Based on the opening sounds of “Life In The Western States,” the first time I listened to this disc I had certain expectations, certain ideas of what this song would be. But I’m a fool because this album has already made a habit of defying expectations. Sure, the theme is “western,” sort of, but the first lines are “The western states don’t know how to play football/That’s what they want you to think/The western states don’t know how to play baseball/That’s what they want you to say.” (Last night the Dodgers won the National League pennant, by the way.) “Life In The Western States” was written by Anthony Lacques and Paul Lacques. “Western States Part II” is another intriguing track, also delivered as spoken word, with both an intimate one-on-one feel and a sense that he’s speaking to anyone who might be listening, like he’s been directed to deliver thoughts on our current reality into a microphone. “And today, well, the skies are as big as ever/But it feels as if my feet are no longer on the ground/And I don’t know if anyone’s feet are really on the ground anymore/So we just stare upward, waiting for something to come down and grab us/Embrace us, perhaps, shake us out of our torpor, stupor.” There is a frightening science fiction aspect to it. I imagine him in a white room from which there may be no exit. Or perhaps I’m projecting; I should go for a walk.
“Music Is Like Exercise For Words” is a wonderful song, with something of a tribal vibe at moments. “Words sit around, withered on the vine/And I don’t even know if they’re yours or they’re mine.” I appreciate the lines about dicking “around all day on Facebook.” I’ve been toying with the idea of getting away from that site, and such a move certainly has its appeal. Language and communication are so important to me, and it seems that online chatter somehow erases the power of words and brings every topic down to one dull level (and, yes, I’m fully aware that I’m posting this online). People are reaching out more and more, and saying less and less. “Destroy your temples and your pimples and all your fucking problems/Music is like exercise for words.”
“Class Of ‘72” is a very cool instrumental that has a loose, early 1970s feel, as its title might suggest, with some delightful work on keys. In a way, I’m a member of the class of ’72, as that’s the year I was born. Is that part of the reason I dig this tune so much?

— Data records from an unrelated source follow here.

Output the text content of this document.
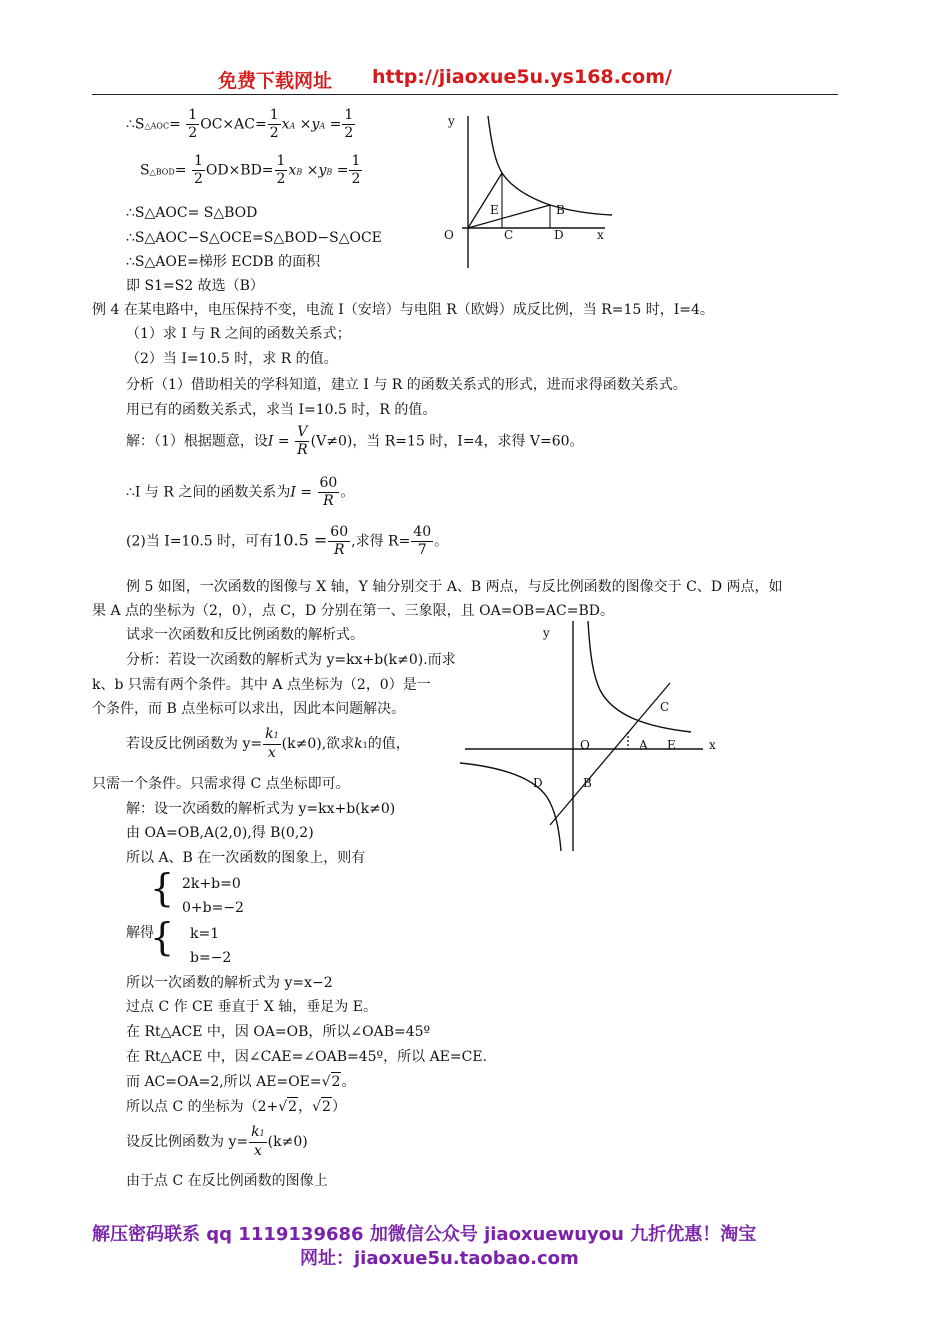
免费下载网址 http://jiaoxue5u.ys168.com/
∴S△AOC= $\frac{1}{2} OC\times AC= \frac{1}{2}$ xA $\times yA = \frac{1}{2}$
S△BOD= $\frac{1}{2} OD\times BD= \frac{1}{2}$ xB $\times yB = \frac{1}{2}$
∴S△AOC= S△BOD
∴S△AOC−S△OCE=S△BOD−S△OCE
∴S△AOE=梯形 ECDB 的面积
即 S1=S2 故选（B）
y
O	C	D	x
E	B
例 4 在某电路中，电压保持不变，电流 I（安培）与电阻 R（欧姆）成反比例，当 R=15 时，I=4。
（1）求 I 与 R 之间的函数关系式；
（2）当 I=10.5 时，求 R 的值。
分析（1）借助相关的学科知道，建立 I 与 R 的函数关系式的形式，进而求得函数关系式。
用已有的函数关系式，求当 I=10.5 时，R 的值。
解：（1）根据题意，设$I = \frac{V}{R} (V\ne 0)$，当 R=15 时，I=4，求得 V=60。
∴I 与 R 之间的函数关系为$I = \frac{60}{R}$ 。
(2)当 I=10.5 时，可有$10.5 = \frac{60}{R}$ ,求得 $R= \frac{40}{7}$ 。
例 5 如图，一次函数的图像与 X 轴，Y 轴分别交于 A、B 两点，与反比例函数的图像交于 C、D 两点，如
果 A 点的坐标为（2，0），点 C，D 分别在第一、三象限，且 OA=OB=AC=BD。
试求一次函数和反比例函数的解析式。
分析：若设一次函数的解析式为 y=kx+b(k≠0).而求
k、b 只需有两个条件。其中 A 点坐标为（2，0）是一
个条件，而 B 点坐标可以求出，因此本问题解决。
若设反比例函数为 $y= \frac{k1}{x} (k\ne 0)$,欲求k1的值，
只需一个条件。只需求得 C 点坐标即可。
y
O	A E
C
x
D	B
解：设一次函数的解析式为 y=kx+b(k≠0)
由 OA=OB,A(2,0),得 B(0,2)
所以 A、B 在一次函数的图象上，则有
{ 2k+b=0
0+b=−2
解得
{ k=1
b=−2
所以一次函数的解析式为 y=x−2
过点 C 作 CE 垂直于 X 轴，垂足为 E。
在 Rt△ACE 中，因 OA=OB，所以∠OAB=45º
在 Rt△ACE 中，因∠CAE=∠OAB=45º，所以 AE=CE.
而 AC=OA=2,所以 AE=OE=√2。
所以点 C 的坐标为（2+√2，√2）
设反比例函数为 $y= \frac{k1}{x} (k\ne 0)$
由于点 C 在反比例函数的图像上
解压密码联系 qq 1119139686 加微信公众号 jiaoxuewuyou 九折优惠！淘宝
网址：jiaoxue5u.taobao.com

Could be, but let’s not worry about that. “Rhodes Scholar Figures It Out,” also an instrumental track, has my favorite title of the album. Both of these instrumental tunes make me feel pretty damn good. This CD concludes with another good instrumental track, “Black Vernissage” which has a wonderful jazzy vibe featuring the work of the members of The Brendan Eder Ensemble.
CD Track List
- I Think I Am A Rasta
- Revisiting The Past
- Life In The Western States
- Music Is Like Exercise For Words
- Class Of ‘72
- Chasing An Abstract Dream
- Rhodes Scholar Figures It Out
- Western States Part II
- Black Vernissage
The Natural Sweetness Of Cream was released today, October 20, 2017 on Western Seeds Records.